4/29/2021Small Business Advice
Small business marketing: Become the top result in local SEO
You can increase traffic to your business from local web search results with these five tips.
Head of Growth
When it comes to web search results, you want your small business to be top. Consider this - how often do you hit “page 2” of a Google search? According to Backlinko.com, only 0.78% of searchers end up clicking something from the second page. Usually, you find what exactly you’re looking for or your best option quite quickly. That’s why many businesses will turn to Search Engine Optimization (SEO) for a competitive edge.
If you haven’t checked it out already, our SEO Guide for Small Business will give you an in-depth understanding of SEO and strategies on how to improve your business’s ranking. Once you have a good handle on the basics, use the tips in this article to next improve your local SEO.
Local SEO is the optimization of your website to a specific local area. Local doesn’t have to mean a few block radius. It can be city-wide or even state-wide in some cases. For example, think of the results that show up when you type in “Coffee Near Me” on Google.
The ultimate goal is for your business to come up first in the searches of people searching in your general area. You want people nearby to see the products you are offering and that you have the solution for their pain points. These are five ways to take advantage of local SEO for your small business.
When you begin marketing your business, be conscientious of how you write your business name, product names, phone number, and address. This information should be consistent across all media including your website, advertisements, business cards, social media handles and even photo captions. If you plan to abbreviate common words like street, avenue, and boulevard – they should be forever abbreviated in anything about the business.
When you keep your information consistent, you prevent potential confusion as to what your business is called, how to contact you, or where you are located. If there is conflicting information, there could be problems with how search engine algorithms interpret and display your information. For instance, let’s say you abbreviate your business name on social media, but use the full name on your website. When a potential customer types the abbreviated brand name in a search engine, there’s a chance your website won’t be the first result to pop up.
It’s easier to be consistent from the beginning rather than going back and fixing wording later. Before you start building your site and marketing materials, standardize how you’ll write any demographic information.

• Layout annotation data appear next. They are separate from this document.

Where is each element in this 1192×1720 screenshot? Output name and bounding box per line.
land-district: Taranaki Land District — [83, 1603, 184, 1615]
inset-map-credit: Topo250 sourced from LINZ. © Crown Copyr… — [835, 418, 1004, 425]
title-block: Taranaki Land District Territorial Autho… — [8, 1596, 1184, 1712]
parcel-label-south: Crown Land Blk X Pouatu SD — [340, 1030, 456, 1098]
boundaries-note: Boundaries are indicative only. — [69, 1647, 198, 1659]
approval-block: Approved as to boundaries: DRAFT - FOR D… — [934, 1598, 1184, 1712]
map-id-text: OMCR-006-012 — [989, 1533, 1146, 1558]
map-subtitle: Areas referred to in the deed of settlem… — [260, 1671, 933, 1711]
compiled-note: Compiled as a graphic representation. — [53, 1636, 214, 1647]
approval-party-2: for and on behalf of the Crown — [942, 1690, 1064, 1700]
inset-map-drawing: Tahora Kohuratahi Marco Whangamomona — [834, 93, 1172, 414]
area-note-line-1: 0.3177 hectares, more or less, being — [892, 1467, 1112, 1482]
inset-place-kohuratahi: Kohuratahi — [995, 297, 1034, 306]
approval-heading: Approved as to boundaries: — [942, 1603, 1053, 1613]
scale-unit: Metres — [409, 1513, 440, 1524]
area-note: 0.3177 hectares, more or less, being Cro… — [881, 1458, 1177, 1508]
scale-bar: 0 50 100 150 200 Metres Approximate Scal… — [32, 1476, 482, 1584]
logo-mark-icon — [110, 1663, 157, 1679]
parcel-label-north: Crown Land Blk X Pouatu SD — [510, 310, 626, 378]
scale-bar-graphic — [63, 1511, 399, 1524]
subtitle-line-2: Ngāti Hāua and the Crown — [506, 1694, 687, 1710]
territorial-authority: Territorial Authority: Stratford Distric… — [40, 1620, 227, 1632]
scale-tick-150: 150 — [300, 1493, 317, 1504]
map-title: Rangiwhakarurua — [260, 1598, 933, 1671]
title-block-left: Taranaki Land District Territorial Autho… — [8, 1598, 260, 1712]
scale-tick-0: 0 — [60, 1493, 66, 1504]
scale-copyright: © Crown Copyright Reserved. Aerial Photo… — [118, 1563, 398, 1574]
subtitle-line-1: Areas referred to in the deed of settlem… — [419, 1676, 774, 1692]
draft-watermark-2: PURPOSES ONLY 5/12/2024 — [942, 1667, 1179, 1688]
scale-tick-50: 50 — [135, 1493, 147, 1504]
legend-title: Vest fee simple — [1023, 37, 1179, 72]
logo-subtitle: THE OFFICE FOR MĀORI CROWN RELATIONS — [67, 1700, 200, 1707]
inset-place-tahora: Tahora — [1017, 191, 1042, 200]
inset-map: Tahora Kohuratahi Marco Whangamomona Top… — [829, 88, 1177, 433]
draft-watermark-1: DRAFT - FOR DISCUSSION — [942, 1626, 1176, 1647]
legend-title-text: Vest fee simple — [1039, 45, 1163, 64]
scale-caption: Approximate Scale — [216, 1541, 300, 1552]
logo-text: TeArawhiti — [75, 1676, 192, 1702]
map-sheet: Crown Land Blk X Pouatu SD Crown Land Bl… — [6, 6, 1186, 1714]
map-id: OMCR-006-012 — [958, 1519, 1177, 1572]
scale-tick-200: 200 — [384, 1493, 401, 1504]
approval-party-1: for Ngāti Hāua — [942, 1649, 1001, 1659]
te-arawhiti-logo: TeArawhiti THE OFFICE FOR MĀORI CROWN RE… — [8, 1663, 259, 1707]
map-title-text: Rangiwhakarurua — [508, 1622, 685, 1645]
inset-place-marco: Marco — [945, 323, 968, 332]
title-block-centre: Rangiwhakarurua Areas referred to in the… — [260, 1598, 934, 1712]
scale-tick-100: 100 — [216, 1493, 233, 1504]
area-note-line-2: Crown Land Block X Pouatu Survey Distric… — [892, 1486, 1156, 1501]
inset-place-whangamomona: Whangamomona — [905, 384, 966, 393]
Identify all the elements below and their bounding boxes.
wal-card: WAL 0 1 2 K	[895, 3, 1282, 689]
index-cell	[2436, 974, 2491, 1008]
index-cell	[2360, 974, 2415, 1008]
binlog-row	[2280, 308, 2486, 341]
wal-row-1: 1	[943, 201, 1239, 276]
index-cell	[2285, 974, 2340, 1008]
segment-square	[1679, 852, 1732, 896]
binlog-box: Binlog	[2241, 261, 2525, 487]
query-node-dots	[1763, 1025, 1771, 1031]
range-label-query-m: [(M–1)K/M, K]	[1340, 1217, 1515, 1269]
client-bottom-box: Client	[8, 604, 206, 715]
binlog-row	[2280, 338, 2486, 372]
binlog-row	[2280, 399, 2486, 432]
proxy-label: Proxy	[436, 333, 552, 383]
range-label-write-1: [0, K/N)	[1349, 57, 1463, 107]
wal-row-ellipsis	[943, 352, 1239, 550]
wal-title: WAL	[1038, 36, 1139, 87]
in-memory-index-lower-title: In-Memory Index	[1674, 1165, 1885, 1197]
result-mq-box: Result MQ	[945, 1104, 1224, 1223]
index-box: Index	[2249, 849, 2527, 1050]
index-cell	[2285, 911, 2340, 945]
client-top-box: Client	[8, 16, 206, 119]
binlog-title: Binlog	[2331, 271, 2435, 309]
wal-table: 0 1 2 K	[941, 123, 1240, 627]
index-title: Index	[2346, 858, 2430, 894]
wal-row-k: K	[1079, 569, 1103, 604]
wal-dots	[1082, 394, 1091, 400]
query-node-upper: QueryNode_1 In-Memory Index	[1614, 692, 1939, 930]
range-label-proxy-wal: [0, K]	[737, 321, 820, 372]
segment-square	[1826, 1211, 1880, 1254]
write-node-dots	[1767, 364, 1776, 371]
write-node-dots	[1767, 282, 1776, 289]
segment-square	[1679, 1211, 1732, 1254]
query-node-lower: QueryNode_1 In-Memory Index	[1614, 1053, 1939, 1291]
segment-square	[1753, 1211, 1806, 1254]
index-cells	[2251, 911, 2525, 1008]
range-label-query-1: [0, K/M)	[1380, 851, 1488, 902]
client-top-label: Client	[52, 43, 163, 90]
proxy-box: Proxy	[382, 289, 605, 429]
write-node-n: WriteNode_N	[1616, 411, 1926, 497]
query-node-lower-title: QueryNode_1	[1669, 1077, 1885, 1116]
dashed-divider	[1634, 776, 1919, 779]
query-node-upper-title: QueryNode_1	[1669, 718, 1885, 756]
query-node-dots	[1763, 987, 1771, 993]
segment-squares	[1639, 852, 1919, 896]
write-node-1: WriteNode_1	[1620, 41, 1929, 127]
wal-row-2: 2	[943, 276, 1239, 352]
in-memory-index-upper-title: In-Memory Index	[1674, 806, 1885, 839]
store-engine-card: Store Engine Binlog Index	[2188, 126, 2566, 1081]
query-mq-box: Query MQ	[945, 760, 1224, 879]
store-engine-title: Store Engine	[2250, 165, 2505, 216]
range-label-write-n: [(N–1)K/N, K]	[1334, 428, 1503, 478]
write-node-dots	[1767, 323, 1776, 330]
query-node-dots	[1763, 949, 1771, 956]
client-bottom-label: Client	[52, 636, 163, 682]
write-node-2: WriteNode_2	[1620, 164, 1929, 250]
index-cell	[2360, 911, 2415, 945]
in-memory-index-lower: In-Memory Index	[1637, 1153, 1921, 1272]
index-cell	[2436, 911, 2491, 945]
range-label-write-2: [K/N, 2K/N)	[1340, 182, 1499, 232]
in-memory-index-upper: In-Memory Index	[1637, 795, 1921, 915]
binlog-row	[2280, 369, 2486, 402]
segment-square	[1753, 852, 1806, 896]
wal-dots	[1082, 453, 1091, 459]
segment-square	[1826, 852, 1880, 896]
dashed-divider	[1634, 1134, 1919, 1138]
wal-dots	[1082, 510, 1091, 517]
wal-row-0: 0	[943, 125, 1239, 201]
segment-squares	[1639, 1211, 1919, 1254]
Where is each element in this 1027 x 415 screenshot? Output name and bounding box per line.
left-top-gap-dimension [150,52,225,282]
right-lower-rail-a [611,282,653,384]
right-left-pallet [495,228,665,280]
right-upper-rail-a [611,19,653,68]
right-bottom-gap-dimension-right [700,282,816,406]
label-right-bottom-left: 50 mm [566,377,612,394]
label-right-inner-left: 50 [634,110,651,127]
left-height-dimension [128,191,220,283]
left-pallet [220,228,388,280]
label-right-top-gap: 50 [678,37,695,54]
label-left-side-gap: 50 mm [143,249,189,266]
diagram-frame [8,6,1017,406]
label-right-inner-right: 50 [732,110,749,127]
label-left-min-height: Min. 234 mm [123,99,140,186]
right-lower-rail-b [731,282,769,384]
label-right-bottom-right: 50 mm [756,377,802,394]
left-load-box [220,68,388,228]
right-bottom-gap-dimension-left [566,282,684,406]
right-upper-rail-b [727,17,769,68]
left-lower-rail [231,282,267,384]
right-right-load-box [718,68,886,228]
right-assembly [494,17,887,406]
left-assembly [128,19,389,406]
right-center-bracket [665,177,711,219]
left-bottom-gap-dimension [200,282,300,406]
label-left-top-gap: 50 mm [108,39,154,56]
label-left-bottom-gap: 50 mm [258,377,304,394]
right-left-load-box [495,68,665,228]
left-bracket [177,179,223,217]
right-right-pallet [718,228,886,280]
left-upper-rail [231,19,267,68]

Have you ever looked up a company and seen a line that says “Claim Your Business”? These are unclaimed business listings. The information compiled in these profiles has been added not by the business owner, but by whichever site is hosting the listing. They’ll use information gathered from the internet to best guess names, addresses, contact info, hours, and more. Here are sites that might put up a listing for your business:
As your business grows and time passes, multiple listings may pop up across these sites. To ensure your information is consistent across all listings, regularly do searches to claim and update your business listings. The more exposure and information you have out there, the easier it will be for customers to find you.
To make it easier for the directories and search engines above, get your location right and consider building a location page on your website. This web page will include your name, address, phone number, hours, and perhaps directions. You can also add an embedded Google Maps section. As another reminder, make sure that any addresses on your site are consistent across other platforms too.
Having a location page will also help people searching those areas come across your business. For more information on what to include on your location page and how, check out this complete checklist.
Having an updated and complete Google My Business (GMB) profile can significantly boost your local SEO. Our article on optimizing your GMB profile walks you through how to nail the basics, increase your reach, answer questions, and keep track of reviews. Google Local Pack - which displays several businesses near a location when you search related terms like “florist” - is more likely to show your business at the top when you have a thorough GMB profile.
Make your listing stand out by including your business logo and pictures of the interior and exterior of your business. Consider obtaining permission from customers to use their photos in your profile too. High quality photos of your products, services, and facilities will help engage potential customers.
To boost your local SEO rankings, add content to your website that is relevant to your neighborhood, city, or state. Try to use keywords and phrases that reflect your location throughout the site. You can also create locally themed content in the form of blogs. If you write about your local community, your content is more likely to get nearby traffic than if you write about events five states away. For example, the above shot is from a volunteer program to clean trash in local parks.
What’s special about your neighborhood? Perhaps it’s the hikes you can do in the woods nearby. What do people do there for fun? This could be a restaurant, farmers market, fair, or sports game. What’s something everyone can relate to while living there? It might be the mini earthquakes you get throughout the year. These are questions that can start on your next location-focused blog post.
Local SEO let’s people know what’s in their area. Let’s imagine you run a small accounting business. A potential customer may start their search for accounting services online. When they search “accountant,” your business may not rank as high in SEO as some of the paid ads and other national companies would.
But this person could change their search to include “near me.” That’s when your business will be able to keep up with local SEO using its optimized GMB profile and website. All the business information you’ve kept consistent across platforms helps boost your ranking as well. Finally, the local content you post will be indicative of your community and geographical area. With these components working together, you should rank higher, especially if you are the only accountant within a chosen radius.